Am 30.04.2026 fand im Thurgau der mit Spannung erwartete Technologietag statt, der frische Ideen in die lokale Wirtschaft brachte. Unter dem Vorsitz von Daniel Wessner, Präsident des Thurgauer Technologieforums, wurde die Veranstaltung in Wängi feierlich eröffnet. Wessner hob die zentrale Rolle von Innovation hervor, die nicht nur für den langfristigen Erfolg, sondern auch für die Arbeitsplatzsicherung und den Wohlstand im Thurgau unerlässlich ist.
Regierungsrat Walter Schönholzer ergänzte, dass ständige Weiterentwicklung für die Unternehmen in der Region von entscheidender Bedeutung ist. An diesem Tag präsentierten elf Redner in spannenden Impulsreferaten konkrete Beispiele für gelebte Innovation. Unter ihnen war Lorenz Herrmann von der Empa, der neue Wege in der Chipherstellung mit Kohlenstoff-Nanostreifen vorstellte.
Innovative Ansätze aus der Region
Die Empa forscht auch an kostengünstigen Herstellungsmethoden aus Aluminiumoxid-Nanokeramik zur Behandlung von Hautkrankheiten wie Neurodermitis. Zudem stellte das Schweizer Startup RoBoa, ein Spin-off der ETH Zürich, einen pneumatischen Schlangenroboter vor, der die Glasfaserverlegung ohne Grabungen ermöglicht. Mit einem cleveren „Growing“-Prinzip bewegt sich der Roboter durch enge Rohrleitungen und spart damit Zeit und Kosten. Dieses innovative Unternehmen wurde kürzlich mit dem Swiss Technology Award 2024 ausgezeichnet.
Ein weiteres Highlight des Tages war die Präsentation von Thomas De Martin, CEO der De Martin Group, der ein Patent für eine neue Beschichtung von Bremsscheiben für Fahrräder vorstellte. Diese Technologie senkt die Temperatur um 30 Prozent und verbessert die Dosierung der Bremskraft, was besonders für schwere E-Bikes und Lastenvelos von Vorteil ist.
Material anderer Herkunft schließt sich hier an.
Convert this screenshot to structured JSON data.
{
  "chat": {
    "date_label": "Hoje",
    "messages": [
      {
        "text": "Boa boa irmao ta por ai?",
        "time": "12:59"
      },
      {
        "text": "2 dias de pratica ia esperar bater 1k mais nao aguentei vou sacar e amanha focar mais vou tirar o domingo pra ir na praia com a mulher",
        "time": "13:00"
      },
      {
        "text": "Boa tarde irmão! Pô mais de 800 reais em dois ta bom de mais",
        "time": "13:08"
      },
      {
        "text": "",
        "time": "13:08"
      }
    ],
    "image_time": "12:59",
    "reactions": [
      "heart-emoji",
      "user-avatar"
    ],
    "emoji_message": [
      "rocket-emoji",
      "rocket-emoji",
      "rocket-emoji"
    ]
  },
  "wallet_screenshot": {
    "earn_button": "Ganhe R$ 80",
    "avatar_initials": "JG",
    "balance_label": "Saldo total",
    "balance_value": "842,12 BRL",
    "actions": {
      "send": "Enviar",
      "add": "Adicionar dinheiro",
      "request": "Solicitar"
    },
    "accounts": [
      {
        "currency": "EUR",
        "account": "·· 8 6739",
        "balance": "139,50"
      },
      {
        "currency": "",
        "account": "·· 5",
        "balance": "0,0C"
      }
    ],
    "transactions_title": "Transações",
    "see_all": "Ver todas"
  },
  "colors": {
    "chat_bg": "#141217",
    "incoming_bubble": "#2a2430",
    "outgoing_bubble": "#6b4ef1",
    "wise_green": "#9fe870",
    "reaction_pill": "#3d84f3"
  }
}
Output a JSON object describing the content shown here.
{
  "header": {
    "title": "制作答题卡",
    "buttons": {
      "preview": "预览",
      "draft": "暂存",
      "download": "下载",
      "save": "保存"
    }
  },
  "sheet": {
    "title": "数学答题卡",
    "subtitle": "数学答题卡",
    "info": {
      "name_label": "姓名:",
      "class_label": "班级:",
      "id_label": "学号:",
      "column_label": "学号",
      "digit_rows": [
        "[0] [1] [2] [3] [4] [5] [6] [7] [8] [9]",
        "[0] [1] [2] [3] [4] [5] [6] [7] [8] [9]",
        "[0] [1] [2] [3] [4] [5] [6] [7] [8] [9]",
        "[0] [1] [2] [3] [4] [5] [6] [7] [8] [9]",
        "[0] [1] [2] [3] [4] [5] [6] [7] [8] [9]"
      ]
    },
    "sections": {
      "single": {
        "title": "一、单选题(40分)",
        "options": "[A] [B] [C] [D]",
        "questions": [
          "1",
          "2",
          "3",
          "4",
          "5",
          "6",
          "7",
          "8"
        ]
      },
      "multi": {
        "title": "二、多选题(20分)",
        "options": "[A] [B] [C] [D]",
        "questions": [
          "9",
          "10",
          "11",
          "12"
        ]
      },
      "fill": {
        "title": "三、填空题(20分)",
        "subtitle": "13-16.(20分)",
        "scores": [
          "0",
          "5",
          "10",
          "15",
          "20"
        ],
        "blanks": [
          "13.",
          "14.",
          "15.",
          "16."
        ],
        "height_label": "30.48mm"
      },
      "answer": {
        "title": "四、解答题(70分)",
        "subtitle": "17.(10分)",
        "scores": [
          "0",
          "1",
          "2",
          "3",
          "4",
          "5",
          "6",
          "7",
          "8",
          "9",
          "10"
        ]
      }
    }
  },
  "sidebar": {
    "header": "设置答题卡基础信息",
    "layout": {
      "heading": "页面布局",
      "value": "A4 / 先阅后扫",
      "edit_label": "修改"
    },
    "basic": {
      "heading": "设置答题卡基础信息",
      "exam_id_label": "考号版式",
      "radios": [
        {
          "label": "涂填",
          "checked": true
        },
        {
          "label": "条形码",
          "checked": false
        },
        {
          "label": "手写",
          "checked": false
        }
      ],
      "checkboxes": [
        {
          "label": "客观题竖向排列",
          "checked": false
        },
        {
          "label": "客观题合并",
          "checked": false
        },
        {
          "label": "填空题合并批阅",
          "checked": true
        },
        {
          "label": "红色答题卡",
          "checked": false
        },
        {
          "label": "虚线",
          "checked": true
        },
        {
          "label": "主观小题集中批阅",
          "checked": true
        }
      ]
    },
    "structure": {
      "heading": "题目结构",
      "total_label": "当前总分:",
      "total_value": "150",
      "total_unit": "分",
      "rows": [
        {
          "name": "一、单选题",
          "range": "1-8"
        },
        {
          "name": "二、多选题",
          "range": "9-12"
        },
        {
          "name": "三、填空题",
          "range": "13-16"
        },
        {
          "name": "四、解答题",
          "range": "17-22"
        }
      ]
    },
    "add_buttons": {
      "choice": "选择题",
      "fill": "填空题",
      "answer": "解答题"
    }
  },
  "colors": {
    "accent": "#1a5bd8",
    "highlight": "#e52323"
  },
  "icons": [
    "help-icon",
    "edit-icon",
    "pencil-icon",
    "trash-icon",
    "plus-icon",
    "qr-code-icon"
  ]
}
Nachhaltige Entwicklung im Fokus
Die cross-ING Bodensee AG aus Kreuzlingen führte in Bürglen Funktionstests zur Wärmegewinnung aus Fliessgewässern durch. CEO Markus Baffy betonte den geringen Einfluss auf die Natur als ein zentrales Ziel des Projekts. Das Unternehmen hat bereits drei verschiedene Verdampfer zur Wärmegewinnung entwickelt, die vielversprechende Ergebnisse zeigen.
Die Veranstaltung bot nicht nur spannende Vorträge, sondern auch eine Innovationsmesse mit Hochschulen, Forschungsinstituten und Unternehmen, die der Austausch über die neuesten Technologien und Entwicklungen zum Ziel hatte.
Ein Blick über die Grenzen hinaus
In Anbetracht der aktuellen Entwicklungen im deutschen Start-up-Ökosystem zeigt sich, dass Innovation und kreative Lösungen auch im Ausland florieren. Im ersten Halbjahr 2024 stieg die Zahl der Neugründungen in Deutschland um 15 Prozent, was 1.384 neue Start-ups bedeutet. Besonders die Digitalisierung und die Green Economy stehen im Fokus, wobei 46 Prozent der neuen Start-ups in diesem Bereich aktiv sind. Die Bundesregierung hat zudem den Zukunftsfonds aufgelegt, der bis 2030 10 Milliarden Euro bereitstellt, um Wagniskapital zu mobilisieren.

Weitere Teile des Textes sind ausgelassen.